With a somewhat hardened tone, Ben said, “I was or still am, again depending on the status of the father, his employer.”

“Is there some question as to the status of the father? We were told the child’s parents were both murdered.”

“The mother was, but not the father. The father’s whereabouts is not yet known, although there are some who believe he, too, is dead.”

“Why do you believe you will be the guardian?”

For a moment Ben paused, wondering why he was bothering to answer all these questions. Maybe he should just go to the office and bring back Satoshi’s will.

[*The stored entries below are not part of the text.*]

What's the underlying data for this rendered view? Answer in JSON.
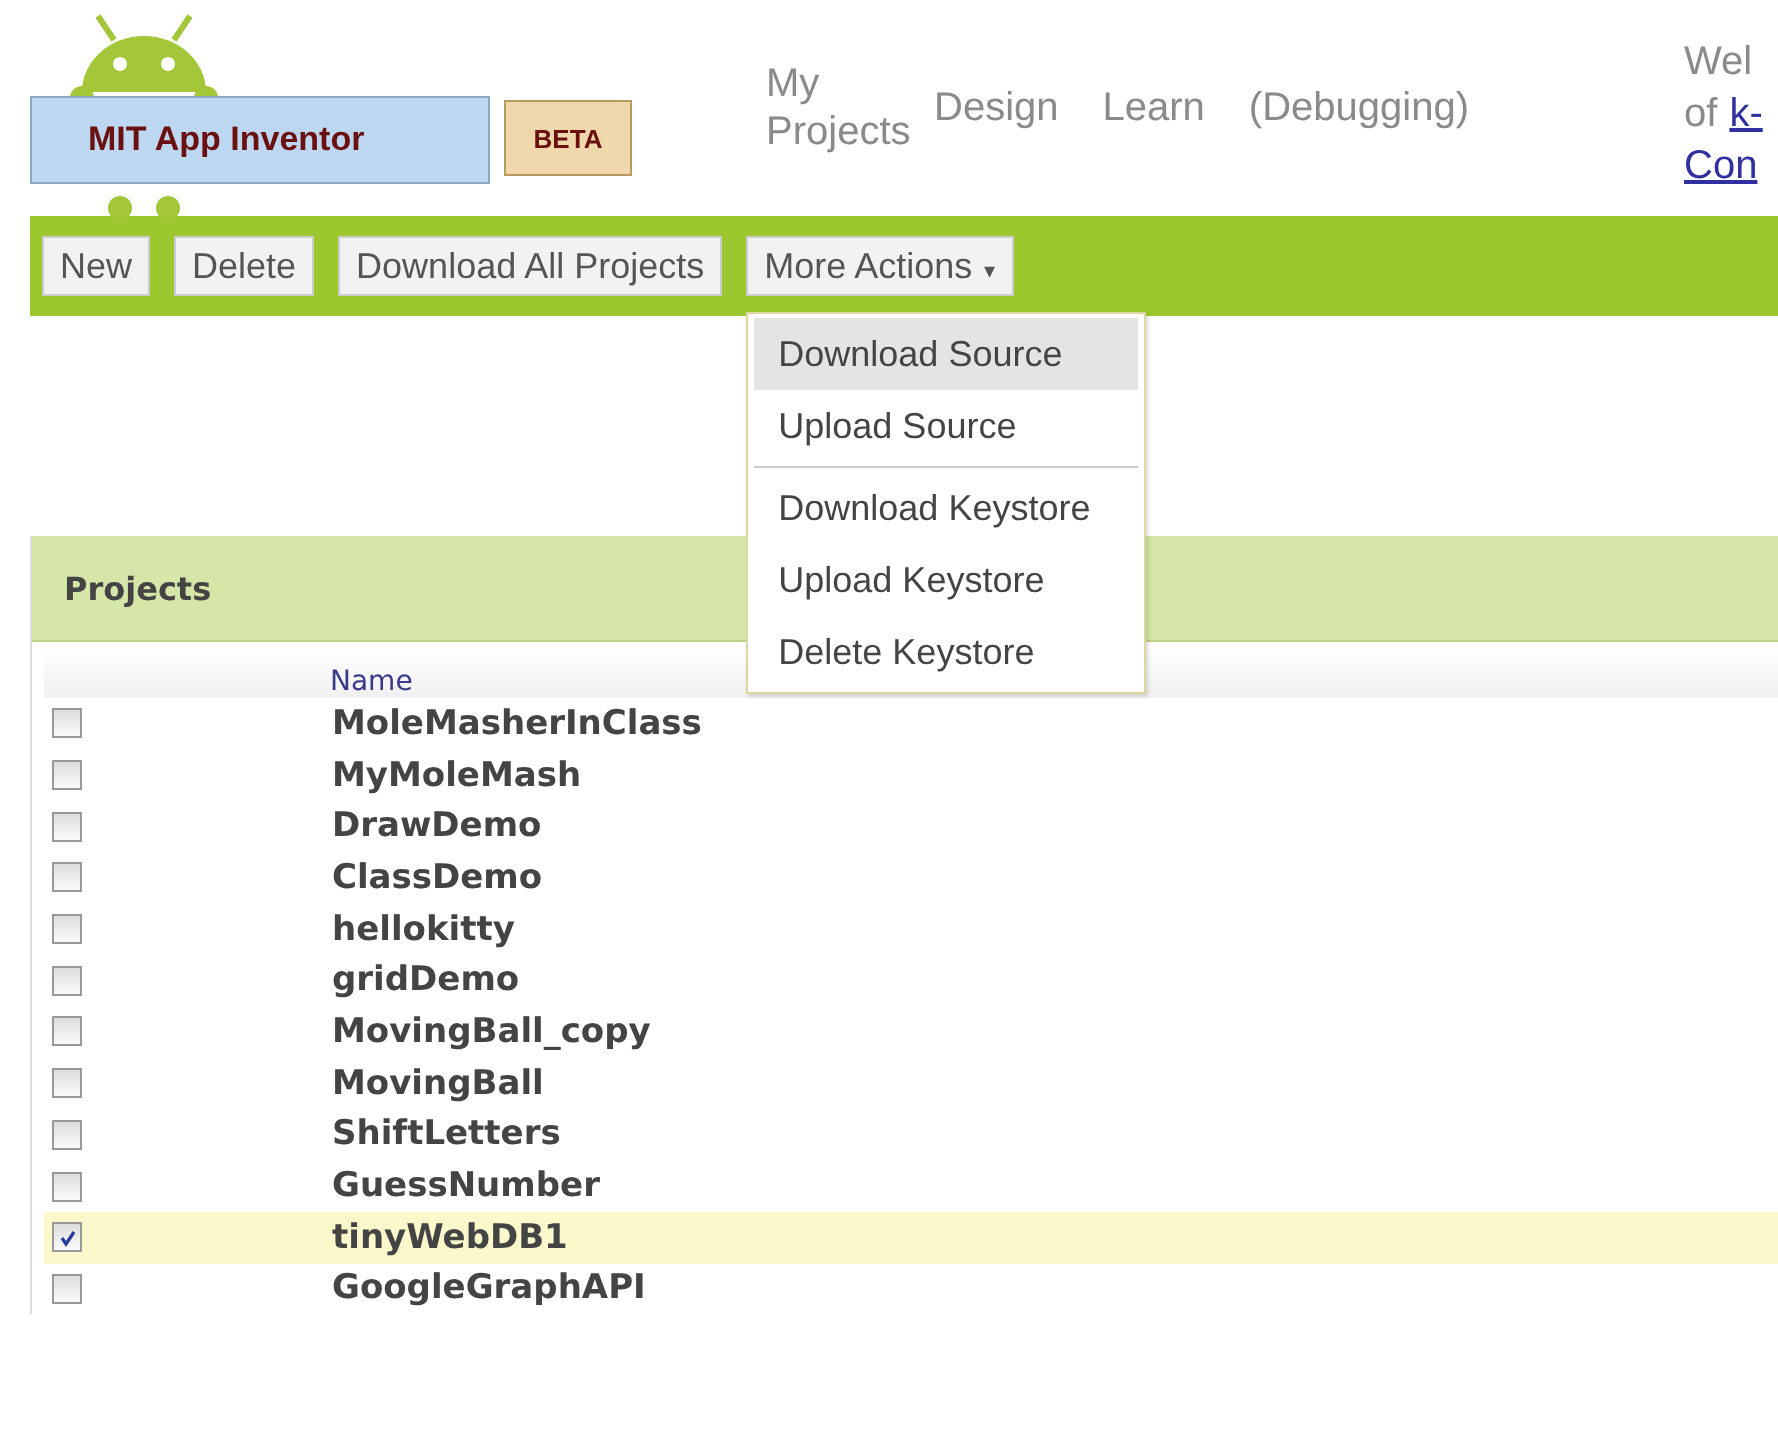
{
  "logo": {
    "title": "MIT App Inventor",
    "badge": "BETA"
  },
  "nav": [
    {
      "label": "My Projects"
    },
    {
      "label": "Design"
    },
    {
      "label": "Learn"
    },
    {
      "label": "(Debugging)"
    }
  ],
  "welcome": {
    "line_1": "Wel",
    "line_2_prefix": "of",
    "line_2_link": "k-",
    "line_3_link": "Con"
  },
  "toolbar": [
    {
      "label": "New",
      "kind": "button"
    },
    {
      "label": "Delete",
      "kind": "button"
    },
    {
      "label": "Download All Projects",
      "kind": "button"
    },
    {
      "label": "More Actions",
      "kind": "menu",
      "caret": "▾"
    }
  ],
  "menu": [
    {
      "label": "Download Source",
      "highlighted": true,
      "divider_before": false
    },
    {
      "label": "Upload Source",
      "highlighted": false,
      "divider_before": false
    },
    {
      "label": "Download Keystore",
      "highlighted": false,
      "divider_before": true
    },
    {
      "label": "Upload Keystore",
      "highlighted": false,
      "divider_before": false
    },
    {
      "label": "Delete Keystore",
      "highlighted": false,
      "divider_before": false
    }
  ],
  "projects": {
    "title": "Projects",
    "column": "Name",
    "rows": [
      {
        "name": "MoleMasherInClass",
        "checked": false,
        "selected": false
      },
      {
        "name": "MyMoleMash",
        "checked": false,
        "selected": false
      },
      {
        "name": "DrawDemo",
        "checked": false,
        "selected": false
      },
      {
        "name": "ClassDemo",
        "checked": false,
        "selected": false
      },
      {
        "name": "hellokitty",
        "checked": false,
        "selected": false
      },
      {
        "name": "gridDemo",
        "checked": false,
        "selected": false
      },
      {
        "name": "MovingBall_copy",
        "checked": false,
        "selected": false
      },
      {
        "name": "MovingBall",
        "checked": false,
        "selected": false
      },
      {
        "name": "ShiftLetters",
        "checked": false,
        "selected": false
      },
      {
        "name": "GuessNumber",
        "checked": false,
        "selected": false
      },
      {
        "name": "tinyWebDB1",
        "checked": true,
        "selected": true
      },
      {
        "name": "GoogleGraphAPI",
        "checked": false,
        "selected": false
      }
    ]
  }
}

But then he remembered it needed to be probated.

“Did you hear my question?”

“I did, but I’m beginning to feel this is akin to an interrogation, which I find inappropriate.”

“Why didn’t you come in with the child rather than showing up later?”

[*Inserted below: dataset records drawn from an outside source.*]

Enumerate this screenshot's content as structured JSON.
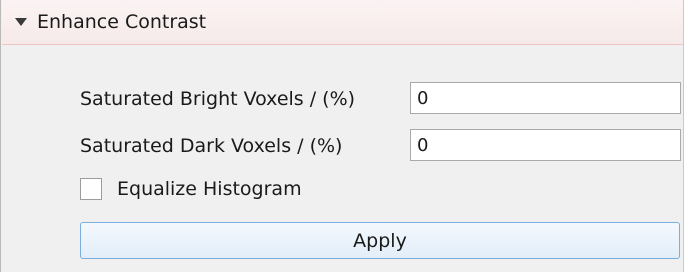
{
  "section": {
    "title": "Enhance Contrast",
    "collapse_icon": "triangle-down-icon"
  },
  "fields": {
    "bright": {
      "label": "Saturated Bright Voxels / (%)",
      "value": "0"
    },
    "dark": {
      "label": "Saturated Dark Voxels / (%)",
      "value": "0"
    }
  },
  "equalize": {
    "label": "Equalize Histogram",
    "checked": false
  },
  "apply_button": {
    "label": "Apply"
  },
  "colors": {
    "header_bg": "#f8eeee",
    "header_border": "#f0c4c4",
    "button_border": "#7aaede",
    "panel_bg": "#f0f0f0"
  }
}
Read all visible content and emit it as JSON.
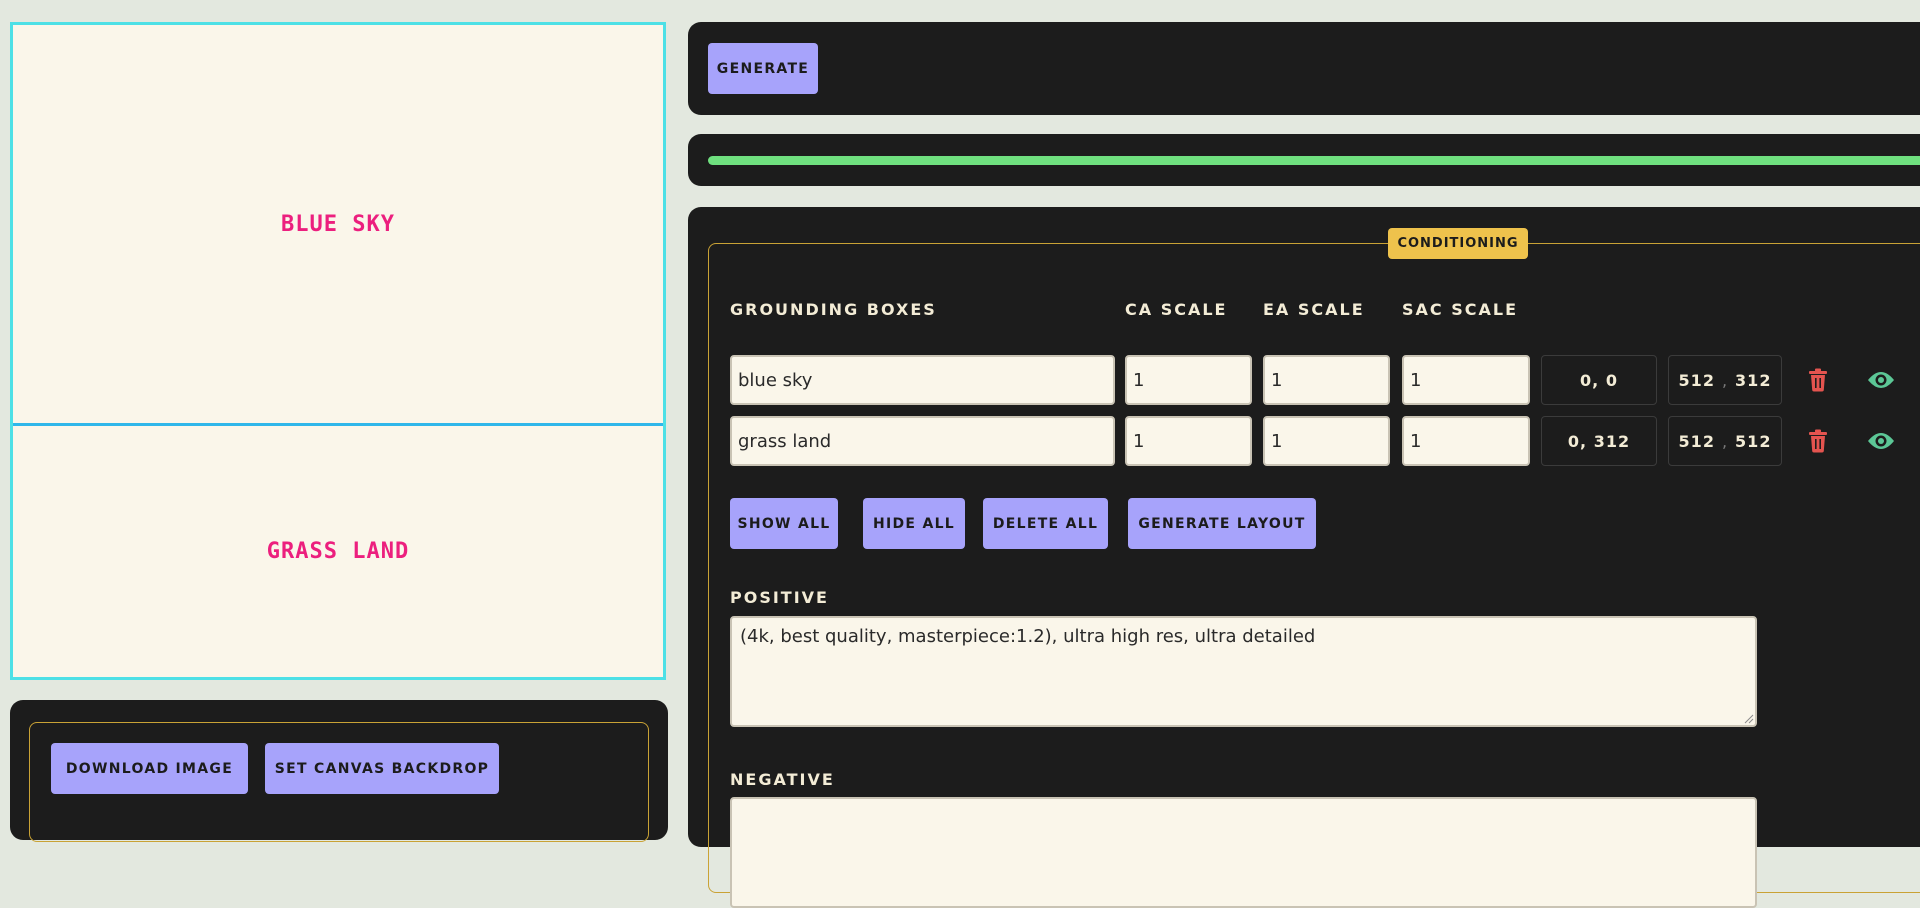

“It wasn’t my choice. I was detained by the police after I had inadvertently stumbled on the murder victims. I found the child hidden in the house.”

“Well, let me inform you what has gone on here at the hospital in your absence.

With no name and no information, I contacted a social worker at DYFS, the Division of Youth and Family Services, here in New Jersey, which is under the Department of Children and Families. She went immediately to one of the DYFS

lawyers, who, in turn, went to family court and got DYFS appointed temporary guardian so we would be able to treat the child beyond emergency care. So far it hasn’t been needed. But DYFS is now the guardian. That’s a fact you’ll have to live with.”

“What if I produce the will and the DYFS lawyer can look at it.”

“It wouldn’t matter. The DYFS lawyer cannot change the ruling, only family court, and you couldn’t take the will to family court because it is not probated.

And since you don’t know the father’s whereabouts or state of health, you can’t go to probate court. For now you are stuck with DYFS as the temporary guardian.”